Re: [PATCH 1/2] sched/fair: Record the average duration of a task

From: Mike Galbraith
Date: Tue Jul 02 2024 - 01:09:13 EST


On Mon, 2024-07-01 at 22:57 +0800, Chen Yu wrote:
> > Just take a look at the high speed ping-pong thing (not a benchmark,
> > that's a box full of tape measures, rather silly, but..).  TCP_RR IS
> > 1:1, has as short a duration as network stack plus scheduler can
> > possibly make it, and is nearly synchronous to boot, two halves of a
> > whole, the ONLY thing you can certainly safely stack..
>
> I agree, this is a limited scenario.
>
> > but a shared L2 box still takes a wee hit when you do so.
>
> According to a test conducted last month on a system with 500+ CPUs where 4 CPUs
> share the same L2 cache, around 20% improvement was noticed (though not as much
> as on the non-L2 shared platform).

This dinky box doesn't have 500 cores, but it's.. aw, adorable :)
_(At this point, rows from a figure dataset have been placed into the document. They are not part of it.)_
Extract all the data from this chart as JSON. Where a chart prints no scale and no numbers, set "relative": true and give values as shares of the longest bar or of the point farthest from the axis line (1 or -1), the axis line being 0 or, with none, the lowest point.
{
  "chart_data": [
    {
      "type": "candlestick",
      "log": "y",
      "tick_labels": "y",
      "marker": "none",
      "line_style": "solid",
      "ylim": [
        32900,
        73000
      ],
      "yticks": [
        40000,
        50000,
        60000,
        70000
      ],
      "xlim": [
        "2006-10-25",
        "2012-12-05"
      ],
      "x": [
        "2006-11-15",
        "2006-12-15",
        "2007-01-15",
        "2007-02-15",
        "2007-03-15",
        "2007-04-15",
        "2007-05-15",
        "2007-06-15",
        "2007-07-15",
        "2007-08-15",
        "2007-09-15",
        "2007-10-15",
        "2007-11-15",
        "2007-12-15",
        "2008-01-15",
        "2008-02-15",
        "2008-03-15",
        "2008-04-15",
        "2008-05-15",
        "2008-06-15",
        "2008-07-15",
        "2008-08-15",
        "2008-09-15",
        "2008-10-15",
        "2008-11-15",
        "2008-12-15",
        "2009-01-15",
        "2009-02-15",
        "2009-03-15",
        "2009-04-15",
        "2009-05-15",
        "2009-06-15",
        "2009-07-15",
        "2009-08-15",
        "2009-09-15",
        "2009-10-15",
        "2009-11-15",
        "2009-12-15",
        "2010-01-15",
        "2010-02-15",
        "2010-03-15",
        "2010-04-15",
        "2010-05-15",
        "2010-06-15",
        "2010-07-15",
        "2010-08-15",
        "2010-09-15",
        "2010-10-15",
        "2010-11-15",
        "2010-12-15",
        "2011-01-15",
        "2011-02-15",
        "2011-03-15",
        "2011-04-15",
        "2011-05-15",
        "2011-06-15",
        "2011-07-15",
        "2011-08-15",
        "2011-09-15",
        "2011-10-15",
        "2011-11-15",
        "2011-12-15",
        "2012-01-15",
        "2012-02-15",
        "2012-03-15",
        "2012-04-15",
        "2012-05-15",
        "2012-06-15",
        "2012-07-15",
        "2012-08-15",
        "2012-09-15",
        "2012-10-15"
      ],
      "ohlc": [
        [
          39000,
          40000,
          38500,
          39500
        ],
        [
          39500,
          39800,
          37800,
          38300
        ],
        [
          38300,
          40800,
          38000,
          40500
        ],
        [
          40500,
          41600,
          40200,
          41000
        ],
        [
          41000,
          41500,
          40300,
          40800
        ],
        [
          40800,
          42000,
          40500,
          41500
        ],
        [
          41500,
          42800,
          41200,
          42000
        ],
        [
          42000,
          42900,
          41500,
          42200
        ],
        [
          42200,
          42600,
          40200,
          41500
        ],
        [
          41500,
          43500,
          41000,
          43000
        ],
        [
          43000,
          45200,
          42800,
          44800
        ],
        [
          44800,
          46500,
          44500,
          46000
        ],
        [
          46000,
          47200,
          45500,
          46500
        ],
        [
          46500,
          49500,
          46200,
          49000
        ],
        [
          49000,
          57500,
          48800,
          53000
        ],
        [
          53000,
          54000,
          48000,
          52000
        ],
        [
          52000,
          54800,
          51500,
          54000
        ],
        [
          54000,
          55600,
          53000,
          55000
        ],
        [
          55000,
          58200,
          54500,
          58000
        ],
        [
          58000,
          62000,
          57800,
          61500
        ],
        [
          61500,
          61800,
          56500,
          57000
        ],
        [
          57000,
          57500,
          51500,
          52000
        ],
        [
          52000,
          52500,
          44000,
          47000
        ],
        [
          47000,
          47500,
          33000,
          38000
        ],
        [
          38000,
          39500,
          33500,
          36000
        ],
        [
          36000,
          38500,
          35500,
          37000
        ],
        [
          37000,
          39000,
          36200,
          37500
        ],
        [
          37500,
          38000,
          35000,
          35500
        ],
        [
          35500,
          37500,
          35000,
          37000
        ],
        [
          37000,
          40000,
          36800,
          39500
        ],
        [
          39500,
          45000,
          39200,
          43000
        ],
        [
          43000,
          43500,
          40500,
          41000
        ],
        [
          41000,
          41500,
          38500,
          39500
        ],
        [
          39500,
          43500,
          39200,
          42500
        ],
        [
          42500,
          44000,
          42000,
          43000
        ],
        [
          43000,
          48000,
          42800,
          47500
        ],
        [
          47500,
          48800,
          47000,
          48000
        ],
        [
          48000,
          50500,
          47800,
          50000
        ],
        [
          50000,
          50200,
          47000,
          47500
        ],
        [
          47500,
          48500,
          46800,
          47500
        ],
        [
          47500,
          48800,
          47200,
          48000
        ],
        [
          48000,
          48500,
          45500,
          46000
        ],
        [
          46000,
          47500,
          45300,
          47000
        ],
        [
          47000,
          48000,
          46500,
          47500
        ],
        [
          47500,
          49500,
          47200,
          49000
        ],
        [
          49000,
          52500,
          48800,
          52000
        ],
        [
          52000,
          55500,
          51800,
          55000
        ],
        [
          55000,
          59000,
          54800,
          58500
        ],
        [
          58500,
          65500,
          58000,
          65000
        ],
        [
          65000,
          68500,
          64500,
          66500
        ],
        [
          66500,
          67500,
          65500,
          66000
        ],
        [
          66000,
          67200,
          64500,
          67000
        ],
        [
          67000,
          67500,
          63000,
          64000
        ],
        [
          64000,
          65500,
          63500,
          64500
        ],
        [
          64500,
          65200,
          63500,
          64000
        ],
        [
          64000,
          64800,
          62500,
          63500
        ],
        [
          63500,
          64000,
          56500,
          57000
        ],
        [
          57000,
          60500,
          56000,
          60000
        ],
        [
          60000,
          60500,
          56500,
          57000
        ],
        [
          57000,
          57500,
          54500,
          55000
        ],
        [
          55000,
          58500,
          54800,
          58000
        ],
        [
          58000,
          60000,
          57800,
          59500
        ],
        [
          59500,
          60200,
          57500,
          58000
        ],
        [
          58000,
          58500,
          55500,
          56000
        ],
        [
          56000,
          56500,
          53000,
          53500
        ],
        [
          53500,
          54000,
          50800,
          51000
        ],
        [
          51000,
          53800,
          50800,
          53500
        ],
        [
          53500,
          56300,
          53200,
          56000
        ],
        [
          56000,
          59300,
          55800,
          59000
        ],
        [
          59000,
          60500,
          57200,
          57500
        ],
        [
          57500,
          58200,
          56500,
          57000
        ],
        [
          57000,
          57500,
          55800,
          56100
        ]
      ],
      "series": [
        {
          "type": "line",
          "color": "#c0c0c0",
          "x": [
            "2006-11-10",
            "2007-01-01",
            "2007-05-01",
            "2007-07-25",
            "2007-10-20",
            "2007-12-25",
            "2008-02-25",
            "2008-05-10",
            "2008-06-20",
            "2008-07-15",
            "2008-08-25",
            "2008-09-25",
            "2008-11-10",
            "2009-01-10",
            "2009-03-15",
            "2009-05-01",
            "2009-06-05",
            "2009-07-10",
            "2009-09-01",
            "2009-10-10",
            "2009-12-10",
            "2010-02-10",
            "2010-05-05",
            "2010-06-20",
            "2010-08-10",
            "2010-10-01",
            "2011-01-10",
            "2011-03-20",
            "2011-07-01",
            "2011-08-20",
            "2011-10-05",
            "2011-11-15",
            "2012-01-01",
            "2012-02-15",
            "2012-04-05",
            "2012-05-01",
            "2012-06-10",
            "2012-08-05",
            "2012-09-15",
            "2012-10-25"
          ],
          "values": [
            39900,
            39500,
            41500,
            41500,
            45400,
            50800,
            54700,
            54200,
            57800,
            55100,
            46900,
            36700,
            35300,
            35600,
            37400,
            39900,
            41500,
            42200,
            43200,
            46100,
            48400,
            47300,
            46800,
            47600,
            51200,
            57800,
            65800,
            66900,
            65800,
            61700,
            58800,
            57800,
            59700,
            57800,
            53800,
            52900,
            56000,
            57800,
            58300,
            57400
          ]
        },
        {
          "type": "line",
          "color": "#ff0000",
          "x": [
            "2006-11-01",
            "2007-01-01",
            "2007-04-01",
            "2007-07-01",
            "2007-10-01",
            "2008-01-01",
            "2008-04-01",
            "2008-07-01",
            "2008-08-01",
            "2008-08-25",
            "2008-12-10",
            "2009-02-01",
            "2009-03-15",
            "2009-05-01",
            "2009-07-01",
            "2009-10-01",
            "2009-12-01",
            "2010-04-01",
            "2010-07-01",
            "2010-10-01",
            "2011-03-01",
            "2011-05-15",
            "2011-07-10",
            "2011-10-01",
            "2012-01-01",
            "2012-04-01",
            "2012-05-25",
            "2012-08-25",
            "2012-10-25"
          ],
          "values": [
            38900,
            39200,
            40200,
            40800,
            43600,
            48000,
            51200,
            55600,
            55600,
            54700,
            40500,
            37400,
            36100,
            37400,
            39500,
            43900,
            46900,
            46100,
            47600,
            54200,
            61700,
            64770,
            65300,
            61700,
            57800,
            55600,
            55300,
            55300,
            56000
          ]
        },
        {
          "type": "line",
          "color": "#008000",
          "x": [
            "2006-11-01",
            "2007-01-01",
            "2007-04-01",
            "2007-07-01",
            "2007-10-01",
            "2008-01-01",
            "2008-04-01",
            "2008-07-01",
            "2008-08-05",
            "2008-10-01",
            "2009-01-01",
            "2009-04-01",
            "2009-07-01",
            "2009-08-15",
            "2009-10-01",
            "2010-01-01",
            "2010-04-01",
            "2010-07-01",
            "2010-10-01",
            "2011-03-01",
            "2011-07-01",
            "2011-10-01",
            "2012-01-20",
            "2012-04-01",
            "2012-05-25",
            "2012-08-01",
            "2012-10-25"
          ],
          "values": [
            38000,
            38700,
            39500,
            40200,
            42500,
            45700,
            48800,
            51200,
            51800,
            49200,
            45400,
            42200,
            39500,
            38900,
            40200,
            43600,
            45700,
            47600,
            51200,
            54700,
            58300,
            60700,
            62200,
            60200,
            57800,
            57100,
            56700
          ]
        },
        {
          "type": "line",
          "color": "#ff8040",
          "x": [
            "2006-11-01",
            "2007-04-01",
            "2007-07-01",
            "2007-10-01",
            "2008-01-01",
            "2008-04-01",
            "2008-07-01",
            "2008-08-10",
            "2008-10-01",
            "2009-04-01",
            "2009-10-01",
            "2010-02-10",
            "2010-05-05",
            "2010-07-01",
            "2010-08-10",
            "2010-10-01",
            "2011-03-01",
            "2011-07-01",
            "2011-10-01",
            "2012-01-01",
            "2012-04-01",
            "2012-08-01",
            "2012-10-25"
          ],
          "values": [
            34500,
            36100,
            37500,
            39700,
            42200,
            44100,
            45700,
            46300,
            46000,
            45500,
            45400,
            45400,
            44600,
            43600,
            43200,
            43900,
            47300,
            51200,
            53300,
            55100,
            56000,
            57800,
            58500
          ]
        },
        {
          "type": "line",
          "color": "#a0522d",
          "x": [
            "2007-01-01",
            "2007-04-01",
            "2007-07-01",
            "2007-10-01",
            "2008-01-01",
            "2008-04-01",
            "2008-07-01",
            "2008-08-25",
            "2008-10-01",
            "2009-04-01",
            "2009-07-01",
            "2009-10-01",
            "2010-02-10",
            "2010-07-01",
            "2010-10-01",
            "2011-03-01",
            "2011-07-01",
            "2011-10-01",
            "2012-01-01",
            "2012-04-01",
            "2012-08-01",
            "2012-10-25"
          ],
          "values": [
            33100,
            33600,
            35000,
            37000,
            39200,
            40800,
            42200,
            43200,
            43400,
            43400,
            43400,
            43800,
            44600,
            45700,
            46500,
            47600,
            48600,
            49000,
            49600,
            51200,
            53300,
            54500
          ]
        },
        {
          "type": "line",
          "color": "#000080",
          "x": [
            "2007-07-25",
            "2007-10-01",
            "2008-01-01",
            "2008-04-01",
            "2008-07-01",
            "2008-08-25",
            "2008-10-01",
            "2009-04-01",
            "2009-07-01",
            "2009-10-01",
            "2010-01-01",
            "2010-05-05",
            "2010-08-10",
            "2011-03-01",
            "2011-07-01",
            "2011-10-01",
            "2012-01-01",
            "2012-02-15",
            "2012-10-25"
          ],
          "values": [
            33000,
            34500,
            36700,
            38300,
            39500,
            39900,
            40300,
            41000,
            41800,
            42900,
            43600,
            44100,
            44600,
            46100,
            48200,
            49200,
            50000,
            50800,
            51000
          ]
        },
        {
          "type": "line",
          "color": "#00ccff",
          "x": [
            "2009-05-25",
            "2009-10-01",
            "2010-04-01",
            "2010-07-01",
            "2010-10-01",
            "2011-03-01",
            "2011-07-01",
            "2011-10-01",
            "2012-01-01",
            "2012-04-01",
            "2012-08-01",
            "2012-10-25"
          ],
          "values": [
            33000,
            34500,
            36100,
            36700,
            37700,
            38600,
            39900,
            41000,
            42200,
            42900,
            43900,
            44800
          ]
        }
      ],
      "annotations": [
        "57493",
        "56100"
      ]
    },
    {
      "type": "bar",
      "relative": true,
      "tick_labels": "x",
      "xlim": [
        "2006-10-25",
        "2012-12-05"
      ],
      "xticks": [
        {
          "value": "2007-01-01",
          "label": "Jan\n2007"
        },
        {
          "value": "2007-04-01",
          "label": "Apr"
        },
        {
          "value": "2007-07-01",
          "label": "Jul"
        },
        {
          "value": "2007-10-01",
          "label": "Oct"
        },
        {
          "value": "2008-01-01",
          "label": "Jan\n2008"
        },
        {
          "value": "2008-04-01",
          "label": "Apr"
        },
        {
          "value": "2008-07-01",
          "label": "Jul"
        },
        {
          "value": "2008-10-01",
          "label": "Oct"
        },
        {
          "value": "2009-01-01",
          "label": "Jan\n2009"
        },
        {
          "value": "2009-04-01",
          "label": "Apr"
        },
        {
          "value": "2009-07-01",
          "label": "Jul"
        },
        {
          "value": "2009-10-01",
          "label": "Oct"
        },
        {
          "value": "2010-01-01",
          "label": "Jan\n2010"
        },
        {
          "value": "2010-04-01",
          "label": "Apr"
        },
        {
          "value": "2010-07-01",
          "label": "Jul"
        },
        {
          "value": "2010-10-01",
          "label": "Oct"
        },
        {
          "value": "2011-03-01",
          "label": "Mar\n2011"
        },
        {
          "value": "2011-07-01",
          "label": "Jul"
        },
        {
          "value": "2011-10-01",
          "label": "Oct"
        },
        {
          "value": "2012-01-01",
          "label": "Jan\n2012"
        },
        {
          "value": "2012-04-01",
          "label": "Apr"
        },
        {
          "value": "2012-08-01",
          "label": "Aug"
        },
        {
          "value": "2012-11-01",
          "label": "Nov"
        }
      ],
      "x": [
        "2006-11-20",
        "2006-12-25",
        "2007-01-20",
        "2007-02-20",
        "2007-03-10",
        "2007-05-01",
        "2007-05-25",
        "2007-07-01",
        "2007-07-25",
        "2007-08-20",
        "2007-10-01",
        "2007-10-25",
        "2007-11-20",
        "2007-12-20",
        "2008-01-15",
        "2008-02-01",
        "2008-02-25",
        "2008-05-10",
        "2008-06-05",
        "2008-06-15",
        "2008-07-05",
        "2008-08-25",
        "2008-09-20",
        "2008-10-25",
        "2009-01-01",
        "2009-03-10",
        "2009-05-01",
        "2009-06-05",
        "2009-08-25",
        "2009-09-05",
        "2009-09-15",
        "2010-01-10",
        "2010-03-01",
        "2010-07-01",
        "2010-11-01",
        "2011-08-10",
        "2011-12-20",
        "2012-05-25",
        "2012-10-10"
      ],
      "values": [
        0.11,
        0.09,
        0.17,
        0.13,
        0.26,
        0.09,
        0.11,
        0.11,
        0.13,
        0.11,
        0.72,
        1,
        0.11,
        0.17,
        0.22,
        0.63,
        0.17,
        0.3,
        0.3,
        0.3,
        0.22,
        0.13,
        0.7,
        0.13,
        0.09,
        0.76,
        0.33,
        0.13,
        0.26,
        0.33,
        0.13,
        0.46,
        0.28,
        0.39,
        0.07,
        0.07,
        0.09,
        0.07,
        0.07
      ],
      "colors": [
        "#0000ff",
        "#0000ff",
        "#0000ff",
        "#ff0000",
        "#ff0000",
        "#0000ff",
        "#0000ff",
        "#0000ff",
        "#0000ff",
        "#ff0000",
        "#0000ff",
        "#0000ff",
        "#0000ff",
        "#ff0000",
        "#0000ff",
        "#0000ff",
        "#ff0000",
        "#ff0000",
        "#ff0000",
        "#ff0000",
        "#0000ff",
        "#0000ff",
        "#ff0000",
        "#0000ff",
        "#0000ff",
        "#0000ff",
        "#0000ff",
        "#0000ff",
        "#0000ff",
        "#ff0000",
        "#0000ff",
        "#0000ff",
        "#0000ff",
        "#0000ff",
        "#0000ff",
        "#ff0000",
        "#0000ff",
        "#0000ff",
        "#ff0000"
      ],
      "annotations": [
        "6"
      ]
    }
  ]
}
rpi4:/root # ONLY=TCP_RR netperf.sh
TCP_RR-1 unbound Avg: 31754 Sum: 31754
TCP_RR-1 stacked Avg: 26625 Sum: 26625
TCP_RR-1 cross-core Avg: 32325 Sum: 32325

rpi4:/root # tbench.sh 1 30 2>&1|grep Throughput
Throughput 139.024 MB/sec 1 clients 1 procs max_latency=1.116 ms
rpi4:/root # taskset -c 3 tbench.sh 1 30 2>&1|grep Throughput
Throughput 116.765 MB/sec 1 clients 1 procs max_latency=0.340 ms
rpi4:/root #

This little box running its stock 6.6.33 distro kernel pulls out a
cross-core win for both maximally synchronous TCP_RR and the a bit
lesser so but still pretty close tbench. The numbers mean little
though, one propagation speed is lovely, but were there more, I'd be as
stuck with them as I am with rpi4's one-speed (all ahead slow) gearbox.

-Mike